Sachverständigengutachten zu Regelungsentwürfen zur Suizidhilfe
Priv. Doz. Dr. med. habil. Wulf M. Stratling
Facharzt für Anästhesiologie Consultant Anaesthesiologist
(Cardiff and Vale University Health Board)
Dozent für Anästhesiologie sowie für Geschichte, Theorie und Ethik in der Medizin/ Reader in Anaesthesiology and History, Theory and Ethics in Medicine
Universität zu Lübeck (Lübeck University, Germany)
Honorary Clinical Teacher
Academic Department of Anaesthetics and Intensive Care Medicine School of Medicine, Cardiff University, UK Great Britain
wulfstratling@ntlworld.com
Lübeck und Cardiff, den 29. Juli 2015
Betreff: Gesetzliche Neuregelung der Suizidhilfe / Sterbehilfe – Sachverständigengutachten zu den bisher vorliegenden Regelungsentwürfen
Detailliert fokussieren drei beiliegenden Stellungnahmen auf folgende (Teil-)Aspekte des aktuellen Gesetzgebungsverfahrens:
Gutachten 1
Gutachten 1 vermittelt zunächst zu allen fünf derzeit vorliegenden Entschlussvorlagen eine allgemeine Übersicht, orientierende Rechtsfolgenabwägungen sowie sachverständige und politische Bewertungen. Im Ergebnis wird dabei gezeigt und begründet:
- Die beiden Gesetzentwürfe der Abgeordneten Sensburg / Dörflinger / Beyer et al. (Entwurf eines Gesetzes über die Strafbarkeit der Teilnahme an der Selbsttötung; BT-Drucksache 18/5376) sowie der Abgeordneten Hintze / Reimann / Lauterbach et al. (Entwurf eines Gesetzes zur Regelung der ärztlich begleiteten Lebensbeendigung; BT-Drucksache 18/5374) sind als Grundlagen für eine weiter vertiefte sowie zielführende Diskussionen unbrauchbar.
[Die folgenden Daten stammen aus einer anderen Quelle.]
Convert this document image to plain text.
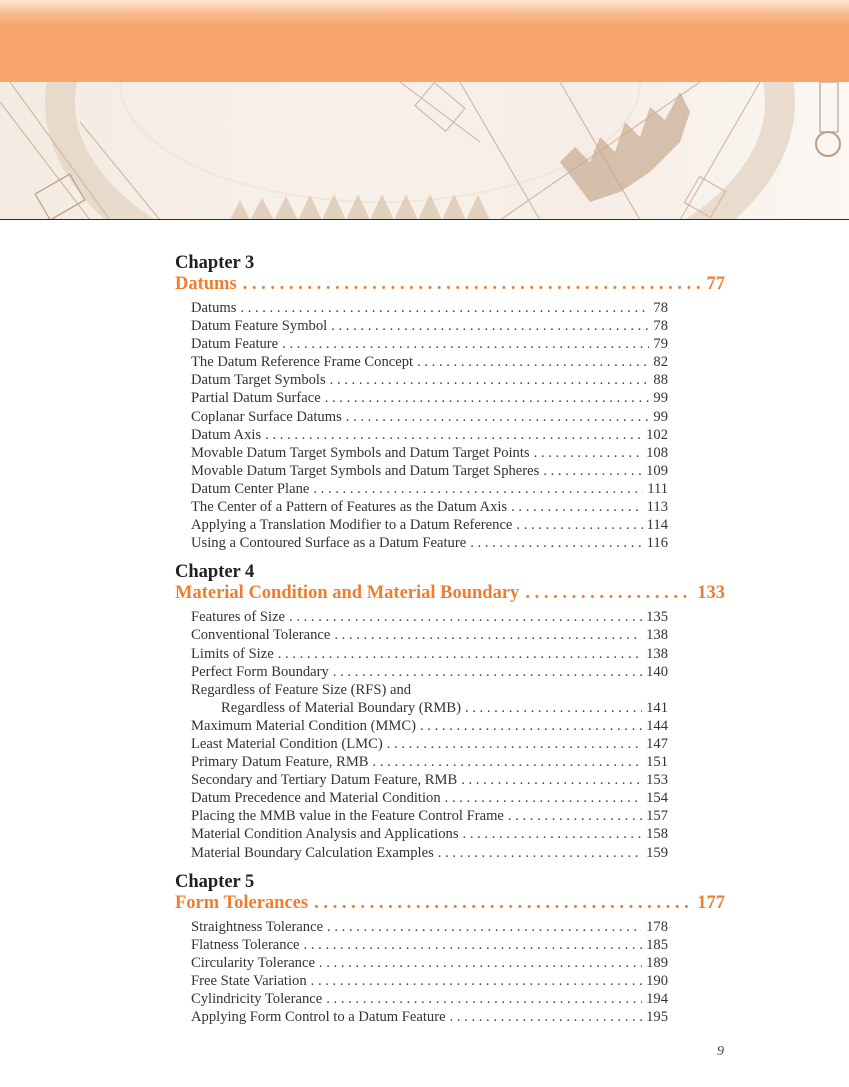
Chapter 3
Datums . . .	77
Datums . . .	78
Datum Feature Symbol . . .	78
Datum Feature . . .	79
The Datum Reference Frame Concept . . .	82
Datum Target Symbols . . .	88
Partial Datum Surface . . .	99
Coplanar Surface Datums . . .	99
Datum Axis . . .	102
Movable Datum Target Symbols and Datum Target Points . . .	108
Movable Datum Target Symbols and Datum Target Spheres . . .	109
Datum Center Plane . . .	111
The Center of a Pattern of Features as the Datum Axis . . .	113
Applying a Translation Modifier to a Datum Reference . . .	114
Using a Contoured Surface as a Datum Feature . . .	116
Chapter 4
Material Condition and Material Boundary . . .	133
Features of Size . . .	135
Conventional Tolerance . . .	138
Limits of Size . . .	138
Perfect Form Boundary . . .	140
Regardless of Feature Size (RFS) and
Regardless of Material Boundary (RMB) . . .	141
Maximum Material Condition (MMC) . . .	144
Least Material Condition (LMC) . . .	147
Primary Datum Feature, RMB . . .	151
Secondary and Tertiary Datum Feature, RMB . . .	153
Datum Precedence and Material Condition . . .	154
Placing the MMB value in the Feature Control Frame . . .	157
Material Condition Analysis and Applications . . .	158
Material Boundary Calculation Examples . . .	159
Chapter 5
Form Tolerances . . .	177
Straightness Tolerance . . .	178
Flatness Tolerance . . .	185
Circularity Tolerance . . .	189
Free State Variation . . .	190
Cylindricity Tolerance . . .	194
Applying Form Control to a Datum Feature . . .	195
9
- Der Gesetzentwurf der Abgeordneten Brand / Griese / Vogler et al. (Entwurf eines Gesetzes zur Strafbarkeit der geschäftsmäßigen Förderung der Selbsttötung, BT-Drucksache 18/5373) perpetuiert unverdrossen Argumente und Regelungsvorschläge, deren Sachdienlichkeit und Stichhaltigkeit bereits vielfach untersucht und wissenschaftlich robust widerlegt worden sind. Im Sinne eines tatsächlich zielführenden Diskurses sind diese Vorschläge damit ebenfalls längst obsolet. Das politische Faktum, dass dieser Entwurf bisher dennoch – v.a. unter Politikern – bemerkenswert großen Zuspruch erhält, wird vor diesem Hintergrund kritisch untersucht: Dabei wird nachgewiesen, dass dieses Phänomen weit überwiegend zurückzuführen ist auf eine Mischung aus offensichtlich bewusster Desinformation und Irreführung von Parlament und Öffentlichkeit einerseits und einer bisher nicht ausreichenden Auseinandersetzung vieler Entscheidungsträger mit der Komplexität der Thematik andererseits. Die Autoren belegen und begründen umfangreich, dass mit an Sicherheit grenzender Wahrscheinlichkeit auszuschließen ist, dass das von Brand / Griese / Vogler et al. propagierte, vollständige Verbot jeglicher „organisierten“ / „geschäftsmäßigen“ Suizidhilfe einer verfassungsrechtlichen Überprüfung realistischer weise überhaupt standhalten kann.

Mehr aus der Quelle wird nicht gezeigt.